Air Canada (AC.TO) flew more than 100,000 passengers in one day for the first time since the COVID-19 pandemic hit, another sign that the airline's recovery is underway as travel demand returns.

The Montreal-based airline said on Monday that it flew 100,701 customers on April 15. The last time Air Canada carried more than 100,000 passengers on its planes in a single day was on March 13, 2020, before the COVID-19 pandemic hit and governments closed borders, introduced unprecedented travel restrictions and airlines dramatically cut capacity.

"Clearly there is pent-up demand for travel that is matched only by our enthusiasm to welcome back our customers," Kevin O'Connor, Air Canada's vice-president of systems operations, said in a statement.


"It is also significant that we passed this milestone smoothly, indicating Air Canada has recovered operationally from COVID-19's effects and is prepared to safely and conveniently transport customers during the busy summer ahead."

While demand has started to recover, it is still short of what Air Canada was flying before the pandemic. In 2019, the airline carried an average of 150,000 people on a daily basis. It hit a record and flew 187,000 customers in one day on Aug. 16, 2019.

The carrier announced last month that it will boost its full-year seat capacity by 150 per cent compared to 2021 levels as COVID-19 restrictions ease in Canada and around the world and demand ramps up. But the airline noted that a full recovery to pre-pandemic levels will take longer, as this year's capacity levels represent 75 per cent of what Air Canada flew in 2019. The airline says it expects capacity to reach 95 per cent of its 2019 levels by 2024.

Air Canada is also facing additional challenges as it continues through the post-pandemic recovery, including a sudden spike in jet fuel prices spurred by Russia's invasion of Ukraine and increased competition in the domestic airline market.

Still, National Bank Financial analyst Cameron Doerksen said in a note to clients last week that a fulsome rebound in air travel demand will support a better financial performance at Air Canada.
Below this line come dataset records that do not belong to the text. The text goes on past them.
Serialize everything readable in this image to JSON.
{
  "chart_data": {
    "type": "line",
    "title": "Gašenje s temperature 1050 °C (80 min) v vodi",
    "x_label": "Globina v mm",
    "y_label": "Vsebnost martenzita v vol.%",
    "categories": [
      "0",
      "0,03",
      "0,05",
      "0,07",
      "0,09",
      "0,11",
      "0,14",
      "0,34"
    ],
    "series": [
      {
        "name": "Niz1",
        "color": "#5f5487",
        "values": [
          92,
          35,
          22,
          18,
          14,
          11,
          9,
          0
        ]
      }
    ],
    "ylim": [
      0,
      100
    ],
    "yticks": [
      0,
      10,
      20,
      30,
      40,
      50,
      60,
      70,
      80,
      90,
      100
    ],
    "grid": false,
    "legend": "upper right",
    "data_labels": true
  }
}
Doerksen maintained a stock rating of "outperform" for the company and set a share price target of $31. The airline's stock was trading at $23.26 just before 3 p.m. ET on Monday, a decline of less than one per cent from the previous day's close.

"Air Canada will face some near-term headwinds from higher fuel prices and increased competition on domestic and leisure routes in the coming quarters, but we continue to see a more fulsome recovery in both operations and financials as the key underlying driver for a higher stock price over the next two years," Doerksen wrote.